‘EU Absolutely Wants Its Own Army,’ Says Farage

EU Army PESCO
PATRICK HERTZOG/AFP/Getty

Nigel Farage has again been vindicated in his predictions that the European Union wanted its own defence force following reports that France was willing to trade its seat on the UN Security Council to Brussels in exchange for an EU army.

France is the only EU member-state with a permanent seat on the council and according to an ally of French President Emmanuel Macron, the seat could be put “at the disposal of the European Union” if the remaining 26 national governments back the Frenchman’s plans for closer military integration in the bloc.

U.S. President Biden’s disastrous withdrawal from Afghanistan and France’s claim it was unfairly treated over the formation of AUKUS anglophone Indo-Pacific defence and security union has given Euro super-statists fresh impetus to push for an EU army, a matter than NATO chief Jens Stoltenberg warned earlier this month could “divide Europe” and weaken the transatlantic alliance.

Nigel Farage long-warned while serving as a Member of the European Parliament that the bloc wanted its own army, saying on GB News on Wednesday night that he has again been proven right on the issue.
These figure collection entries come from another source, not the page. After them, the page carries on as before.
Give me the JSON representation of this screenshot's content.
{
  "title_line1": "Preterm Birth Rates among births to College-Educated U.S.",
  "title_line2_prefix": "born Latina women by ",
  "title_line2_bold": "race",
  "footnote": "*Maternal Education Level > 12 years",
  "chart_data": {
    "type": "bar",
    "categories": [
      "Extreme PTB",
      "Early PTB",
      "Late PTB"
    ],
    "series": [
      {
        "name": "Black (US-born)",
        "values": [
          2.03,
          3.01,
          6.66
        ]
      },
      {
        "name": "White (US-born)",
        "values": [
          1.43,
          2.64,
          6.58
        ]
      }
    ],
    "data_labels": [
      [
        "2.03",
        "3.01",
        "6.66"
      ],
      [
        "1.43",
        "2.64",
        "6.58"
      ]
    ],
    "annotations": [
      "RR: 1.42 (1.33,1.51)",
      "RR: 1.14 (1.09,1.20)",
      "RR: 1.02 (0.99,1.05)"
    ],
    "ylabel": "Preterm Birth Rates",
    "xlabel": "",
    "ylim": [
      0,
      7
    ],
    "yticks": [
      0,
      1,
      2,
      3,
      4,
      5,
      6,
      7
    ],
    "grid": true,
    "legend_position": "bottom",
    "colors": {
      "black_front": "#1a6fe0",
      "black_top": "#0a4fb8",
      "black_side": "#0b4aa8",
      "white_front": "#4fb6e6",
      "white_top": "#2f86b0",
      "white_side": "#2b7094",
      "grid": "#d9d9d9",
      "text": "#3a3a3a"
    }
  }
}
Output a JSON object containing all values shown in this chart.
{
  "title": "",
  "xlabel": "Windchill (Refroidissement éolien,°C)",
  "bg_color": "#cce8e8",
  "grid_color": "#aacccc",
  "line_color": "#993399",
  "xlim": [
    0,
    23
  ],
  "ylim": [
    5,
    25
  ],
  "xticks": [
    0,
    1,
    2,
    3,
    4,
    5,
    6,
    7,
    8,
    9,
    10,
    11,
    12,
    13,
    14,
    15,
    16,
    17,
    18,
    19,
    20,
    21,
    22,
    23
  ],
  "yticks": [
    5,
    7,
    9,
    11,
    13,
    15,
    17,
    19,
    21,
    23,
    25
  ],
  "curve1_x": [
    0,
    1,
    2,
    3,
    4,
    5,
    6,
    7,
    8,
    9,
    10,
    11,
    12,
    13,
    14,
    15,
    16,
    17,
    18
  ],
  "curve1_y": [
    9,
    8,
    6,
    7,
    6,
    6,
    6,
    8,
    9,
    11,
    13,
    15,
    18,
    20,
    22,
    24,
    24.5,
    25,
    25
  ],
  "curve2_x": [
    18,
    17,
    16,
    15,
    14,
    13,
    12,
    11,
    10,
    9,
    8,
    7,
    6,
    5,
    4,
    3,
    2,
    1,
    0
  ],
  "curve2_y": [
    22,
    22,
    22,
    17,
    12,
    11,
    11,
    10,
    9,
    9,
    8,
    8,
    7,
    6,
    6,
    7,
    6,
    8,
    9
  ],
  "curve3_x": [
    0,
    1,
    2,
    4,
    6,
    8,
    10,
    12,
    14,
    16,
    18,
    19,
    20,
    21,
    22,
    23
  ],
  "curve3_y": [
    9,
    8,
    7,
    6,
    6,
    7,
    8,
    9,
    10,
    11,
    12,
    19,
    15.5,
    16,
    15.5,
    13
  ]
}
Speaking on his evening programme Farage, the Brexit leader said: “What was clear to me in my very early days as an MEP from 1999 is that this Common Market that we joined all those years before was rapidly becoming a full state.

“It wanted its own police force, it wanted its own independent foreign policy without anyone being able to veto it within the club, and it absolutely wants its own army, airforce, and navy.

“Whenever I tried to make that argument, I was shouted down. I was treated as being some sort of liar. It’s as if the Remainers in this country just didn’t want to have the debate.”

Mr Farage was referring to the 2014 remarks made by then-Deputy Prime Minister Nick Clegg when he called predictions that the EU wanted its own military forces a “dangerous fantasy” — two words often quoted by the Brexiteer every time the EU advances in that direction, and in vindication that the country was right to vote to leave the European Union.

Even after EU member-states signed an agreement backing the European Defence Fund and the Permanent Structured Cooperation process (PESCO) in November 2017, Clegg still insisted that such plans evolving eventually into an EU army were “fictional”.

But since then, European leaders have used the word “army” in the context of a European defence union, first by French President Emmanuel Macron who in November 2018 called for a “real European army” — “to protect ourselves with respect to China, Russia and even the United States of America” — and days later, German Chancellor Angela Merkel expressed her hope for “one day creating a real, true European army”.

It was not just individual national leaders who in the wake of Macron’s remarks cheered for an EU army, with the senior spokesman for the European Commission — the EU’s powerful executive branch — saying at the time that he was “delighted” the leaders of Germany and France backed the idea, saying the Commission “wants Europe to have a meaningful defence identity” — and identifying an EU army as a strategy that the bloc had long held, referenced then-Commission President Jean-Claude Juncker saying in 2015 and 2017 that he wanted a “full-fledged” EU army by 2025.

Farage then noted on Wednesday the claim that France was willing to give up its coveted seat on the UN Security Council so there can be a permanent EU representative, saying: “Since Afghanistan and since the weakening of NATO by Biden, the demand for a rapid reaction force, the demand for a European army, has become ever stronger.”